The Battle of the Diablo Mountains was an October 1854 engagement between the U.S. Army and the Lipan Apache. A small force of Mounted Rifles attacked a much larger force of Lipan Apaches at the base of the Diablo Mountains in Texas.

Battle
Setting out from Fort Inge in South Texas on October 1, 1854, Captain John G. Walker, in command of around 40 men of the Mounted Rifles, headed for the Diablo Mountains region along the Rio Grande border with Mexico. 
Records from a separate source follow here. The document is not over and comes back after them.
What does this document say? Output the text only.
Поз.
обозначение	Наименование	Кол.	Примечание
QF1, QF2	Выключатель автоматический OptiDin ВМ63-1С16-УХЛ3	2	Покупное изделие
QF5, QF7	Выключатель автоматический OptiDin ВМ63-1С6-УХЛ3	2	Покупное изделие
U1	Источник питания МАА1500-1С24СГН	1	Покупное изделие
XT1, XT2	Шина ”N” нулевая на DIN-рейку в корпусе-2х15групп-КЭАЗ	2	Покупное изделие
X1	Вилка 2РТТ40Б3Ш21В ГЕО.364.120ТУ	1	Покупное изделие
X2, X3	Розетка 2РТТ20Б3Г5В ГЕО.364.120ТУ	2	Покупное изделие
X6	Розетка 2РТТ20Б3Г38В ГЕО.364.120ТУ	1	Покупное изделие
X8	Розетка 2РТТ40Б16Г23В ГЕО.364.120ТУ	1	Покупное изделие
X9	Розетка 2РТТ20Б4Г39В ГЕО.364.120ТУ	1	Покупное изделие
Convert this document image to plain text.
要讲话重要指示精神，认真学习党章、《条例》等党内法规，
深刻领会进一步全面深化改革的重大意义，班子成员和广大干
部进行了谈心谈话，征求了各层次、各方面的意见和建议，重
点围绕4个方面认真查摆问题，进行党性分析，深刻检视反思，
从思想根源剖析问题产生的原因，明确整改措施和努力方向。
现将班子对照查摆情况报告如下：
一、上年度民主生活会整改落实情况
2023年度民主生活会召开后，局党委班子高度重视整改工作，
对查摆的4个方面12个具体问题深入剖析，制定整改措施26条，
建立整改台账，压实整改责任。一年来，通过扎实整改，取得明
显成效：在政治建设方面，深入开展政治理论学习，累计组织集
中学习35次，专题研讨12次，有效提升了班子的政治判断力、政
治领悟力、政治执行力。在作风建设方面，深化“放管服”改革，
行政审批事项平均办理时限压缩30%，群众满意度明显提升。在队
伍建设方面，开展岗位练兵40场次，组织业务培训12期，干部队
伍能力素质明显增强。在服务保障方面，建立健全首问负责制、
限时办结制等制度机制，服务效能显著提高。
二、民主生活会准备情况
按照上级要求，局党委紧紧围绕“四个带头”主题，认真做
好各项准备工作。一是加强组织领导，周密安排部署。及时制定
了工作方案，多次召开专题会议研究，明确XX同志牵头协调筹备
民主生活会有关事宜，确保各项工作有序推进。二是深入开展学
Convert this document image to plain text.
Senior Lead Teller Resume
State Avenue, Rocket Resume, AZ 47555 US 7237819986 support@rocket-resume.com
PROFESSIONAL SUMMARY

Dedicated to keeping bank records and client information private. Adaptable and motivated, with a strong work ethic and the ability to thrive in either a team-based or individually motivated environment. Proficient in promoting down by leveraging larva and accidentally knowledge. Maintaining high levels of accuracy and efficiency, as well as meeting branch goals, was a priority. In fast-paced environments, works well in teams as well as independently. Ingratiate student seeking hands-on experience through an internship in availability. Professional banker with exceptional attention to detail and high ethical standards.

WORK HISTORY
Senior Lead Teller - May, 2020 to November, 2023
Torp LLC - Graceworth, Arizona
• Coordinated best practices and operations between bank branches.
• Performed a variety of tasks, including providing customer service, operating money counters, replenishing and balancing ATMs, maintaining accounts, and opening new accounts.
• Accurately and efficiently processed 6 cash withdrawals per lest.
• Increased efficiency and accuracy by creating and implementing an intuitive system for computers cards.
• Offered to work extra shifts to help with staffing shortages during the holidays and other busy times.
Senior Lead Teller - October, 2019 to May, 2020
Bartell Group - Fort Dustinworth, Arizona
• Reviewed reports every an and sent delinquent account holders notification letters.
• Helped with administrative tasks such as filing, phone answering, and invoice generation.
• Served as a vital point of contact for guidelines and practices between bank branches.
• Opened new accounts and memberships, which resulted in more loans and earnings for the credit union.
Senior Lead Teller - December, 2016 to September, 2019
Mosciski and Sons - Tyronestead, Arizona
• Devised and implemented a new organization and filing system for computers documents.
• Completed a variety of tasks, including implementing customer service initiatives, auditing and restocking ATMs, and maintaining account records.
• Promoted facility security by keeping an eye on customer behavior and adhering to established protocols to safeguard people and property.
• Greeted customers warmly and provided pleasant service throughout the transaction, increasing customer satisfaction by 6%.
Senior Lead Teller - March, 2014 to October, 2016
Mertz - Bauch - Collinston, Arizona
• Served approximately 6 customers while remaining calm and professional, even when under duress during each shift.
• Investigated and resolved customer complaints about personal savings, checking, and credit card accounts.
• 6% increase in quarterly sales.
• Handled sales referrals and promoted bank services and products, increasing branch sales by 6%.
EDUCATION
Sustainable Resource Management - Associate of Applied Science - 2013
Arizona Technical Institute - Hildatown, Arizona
Their mission was to investigate the reports from local settlers of stolen livestock, taken by Apache warriors. On the third day out, in the morning of October 3, 1854, Captain Walker and his men encountered well over 200 Lipan warriors near a herd of captured farm animals. Immediately Walker ordered an attack which surprised the Apaches significantly. A brief skirmish ensued and the Apaches quickly fled, leaving most of the stolen livestock. Casualties are unknown, except for Second Lieutenant Eugene Asa Carr who was wounded by an arrow and subsequently commended by General Persifor F. Smith for his "gallantry and coolness" and promoted to first lieutenant. This was the future general's first combat action.

See also
American Indian Wars
The Diablo Mountains are located at:

References
 Lowe, Richard G.,Walker's Texas Division, C.S.A: Greyhounds of the Trans-Mississippi, Louisiana State University Press, 2004, .
 Eicher, John H., and Eicher, David J., Civil War High Commands, Stanford University Press, 2001, .
 Warner, Ezra J., Generals in Blue: Lives of the Union Commanders, Louisiana State University Press, 1964, .
Texas History site for Carr

 Kaywaykla, James (edited Eve Ball) "In the Days of Victorio: Recollections of a Warm Springs Apache" Tucson: University of Arizona Press 1970
Lavender, David. The Rockies. Revised Edition. N.Y.: Harper & Row, 1975.
Limerick, Patricia Nelson. The Legacy of Conquest: The Unbroken Past of the American West. N.Y.: W.W. Norton, 1987.
Smith, Duane A. Rocky Mountain West: Colorado, Wyoming, & Montana, 1859-1915. Albuquerque: University of New Mexico Press, 1992.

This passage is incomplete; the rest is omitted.